10% of respondents report that corporate policy currently prohibits AI adoption in their testing workflows altogether. The question for these organizations is not whether AI will eventually reach them. It is whether they will be in a position to adopt it effectively when it does, or whether they will spend the intervening time falling further behind.
Looking Forward
Where investments are going, and where they need to go
The investment intent reflected in this year's data is meaningful, but what matters more than the size of the budget is where it goes. The organizations best positioned for the next wave of AI adoption are not simply spending more; they are spending deliberately, prioritizing the kind of autonomous testing infrastructure, governance tooling, and quality strategy that allows AI to be adopted at scale without sacrificing the reliability and auditability that enterprise software demands.
The risk is in the balance. The data suggests that investment continues to favor code generation over quality validation, a ratio that compounds the problems documented throughout this report. The teams pulling ahead are investing in the outer loop at the same rate they’re investing in the inner one: autonomous quality infrastructure, transparent AI-driven testing, and quality strategy that scales at the pace of development.
The QA role is evolving in real time to meet this moment.
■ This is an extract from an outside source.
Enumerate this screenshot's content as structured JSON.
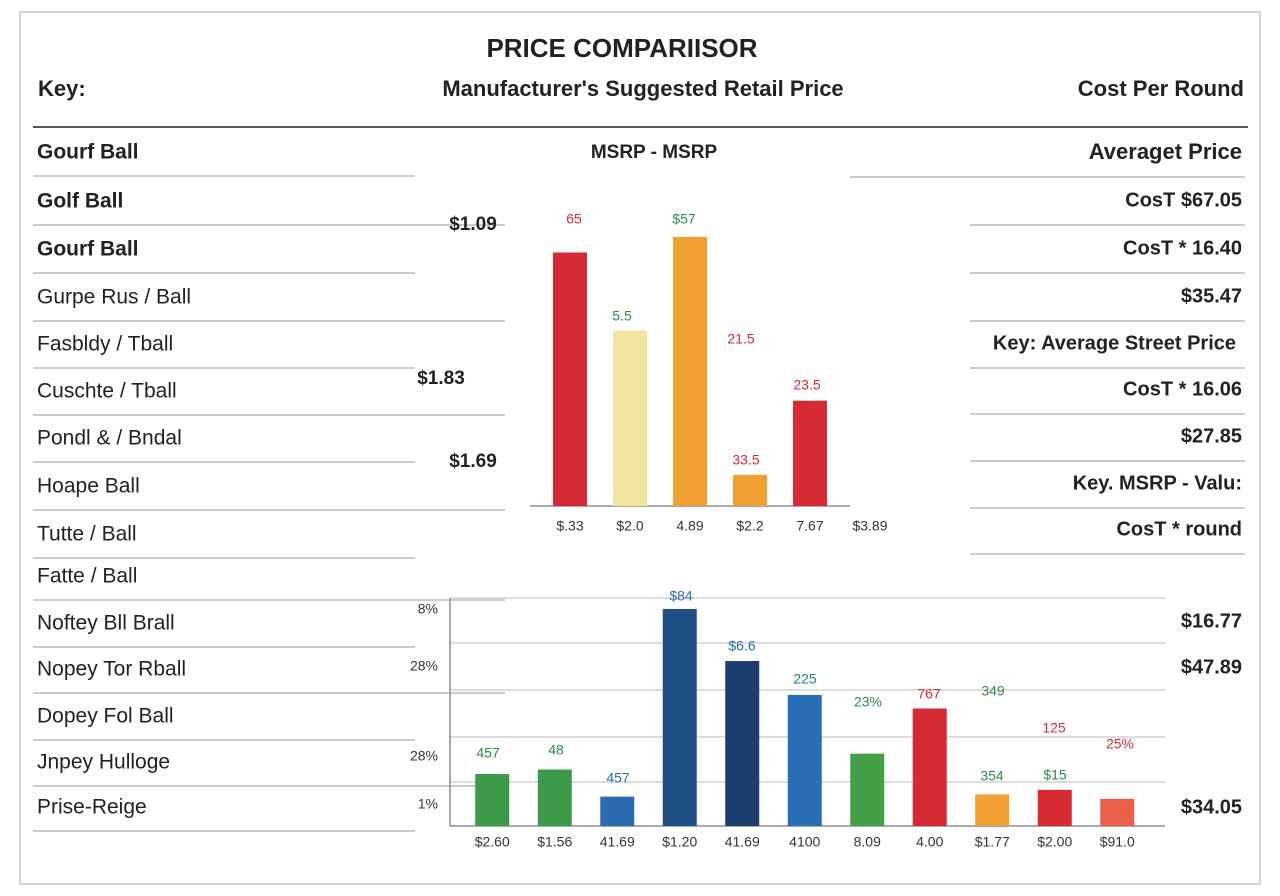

Practitioners are moving away from manual test execution and toward judgment-based work: exploratory testing, risk assessment, quality strategy. That evolution is real, and it matters. The organizations navigating it most deliberately, meaning with the right tools, the right team structures, and the right investment balance, are the ones the data consistently shows performing best on every dimension that matters: speed, stability, and customer satisfaction.
Quality is no longer a checkpoint at the end of a release cycle. It is the foundation on which everything else in the AI-driven development era is built.